DAILY WORKER, New York, Feb. 20, 1956
* Dr. Thomas H. Brewer assassination
* Columbus, Georgia NAACP chapter leader
* Martin Luther King Jr.'s lawyer indicted
* Southern civil rights movement events
This publication, The Worker, represents the official voice and ideological "mouthpiece" of the Communist Party USA (CPUSA) during one of the most volatile periods of the Cold War.
The front page has a heading that reads: "Dr. Brewer, Georgia NAACP Leader, Slain" with related photo. (see images)
Page 3 has a heading: "Attorney for Bus Boycotters Indicted in Montgomery, Ala." which was Southern civil rights lawyer Fred D. Gray. He was also Martin Luther King Jr.'s personal lawyer.
Original physical issues of The Worker from the 1950s are exceptionally rare today becuse the political climate of the McCarthy era compelled many subscribers to destroy their copies to avoid FBI surveillance and the professional ruin associated with possessing "subversive" communist literature.
Complete with 8 pages, some margin wear, generally good.

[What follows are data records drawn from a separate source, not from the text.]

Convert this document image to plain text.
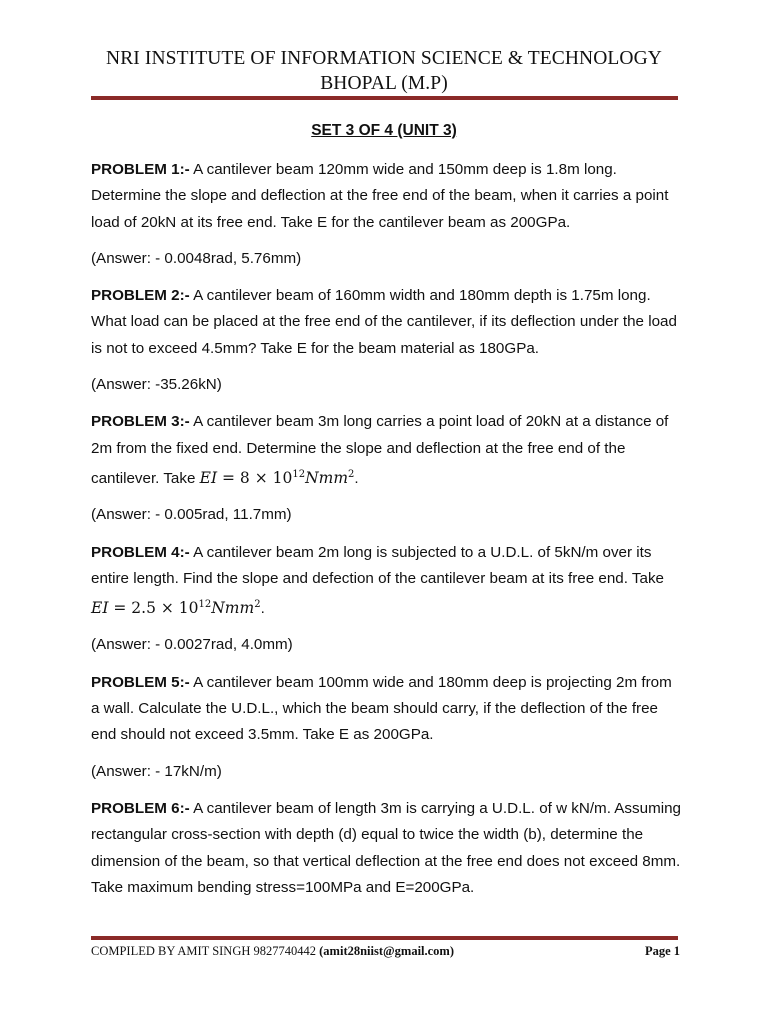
NRI INSTITUTE OF INFORMATION SCIENCE & TECHNOLOGY
BHOPAL (M.P)
SET 3 OF 4 (UNIT 3)

PROBLEM 1:- A cantilever beam 120mm wide and 150mm deep is 1.8m long. Determine the slope and deflection at the free end of the beam, when it carries a point load of 20kN at its free end. Take E for the cantilever beam as 200GPa.

(Answer: - 0.0048rad, 5.76mm)

PROBLEM 2:- A cantilever beam of 160mm width and 180mm depth is 1.75m long. What load can be placed at the free end of the cantilever, if its deflection under the load is not to exceed 4.5mm? Take E for the beam material as 180GPa.

(Answer: -35.26kN)

PROBLEM 3:- A cantilever beam 3m long carries a point load of 20kN at a distance of 2m from the fixed end. Determine the slope and deflection at the free end of the cantilever. Take EI = $8 \times 10^{12}Nmm^2$.

(Answer: - 0.005rad, 11.7mm)

PROBLEM 4:- A cantilever beam 2m long is subjected to a U.D.L. of 5kN/m over its entire length. Find the slope and defection of the cantilever beam at its free end. Take EI = $2.5 \times 10^{12}Nmm^2$.

(Answer: - 0.0027rad, 4.0mm)

PROBLEM 5:- A cantilever beam 100mm wide and 180mm deep is projecting 2m from a wall. Calculate the U.D.L., which the beam should carry, if the deflection of the free end should not exceed 3.5mm. Take E as 200GPa.

(Answer: - 17kN/m)

PROBLEM 6:- A cantilever beam of length 3m is carrying a U.D.L. of w kN/m. Assuming rectangular cross-section with depth (d) equal to twice the width (b), determine the dimension of the beam, so that vertical deflection at the free end does not exceed 8mm. Take maximum bending stress=100MPa and E=200GPa.

COMPILED BY AMIT SINGH 9827740442 (amit28niist@gmail.com)	Page 1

Background: The assassination of Dr. Thomas H. Brewer on February 18, 1956, stands as a pivotal but frequently overlooked tragedy of the early civil rights movement, exemplifying the deadly stakes of Southern Black political organizing. A prominent physician and founder of the Columbus, Georgia NAACP chapter, Dr. Brewer was the mastermind behind King v. Chapman (1945), the landmark federal court victory that struck down Georgia’s all-white primary system and opened voter registration to Black citizens statewide. His activism made him a target, culminating in a fatal confrontation when he was shot seven times inside a department store by Luico Flowers, a conservative Black merchant who had refused to back Brewer’s demands to report a recent act of white police brutality. When an all-white grand jury rapidly ruled the shooting self-defense and declined to indict Flowers—whose own mysterious death a year later was ruled a suicide but later reclassified by the Department of Justice as an unsolved murder—the local African American community was devastated by what they widely perceived as a state-sanctioned cover-up. The historical significance of Dr. Brewer's assassination lies in its immediate, chilling impact: it effectively decapitated the local civil rights leadership, forcing prominent Black professionals and Brewer's own family to flee the city in terror, which stalled aggressive activism in the region for a decade. Ultimately, his death underscores the profound, often fatal risks borne by early civil rights pioneers whose legal and grassroots victories laid the indispensable foundation for the national Voting Rights Act of 1965.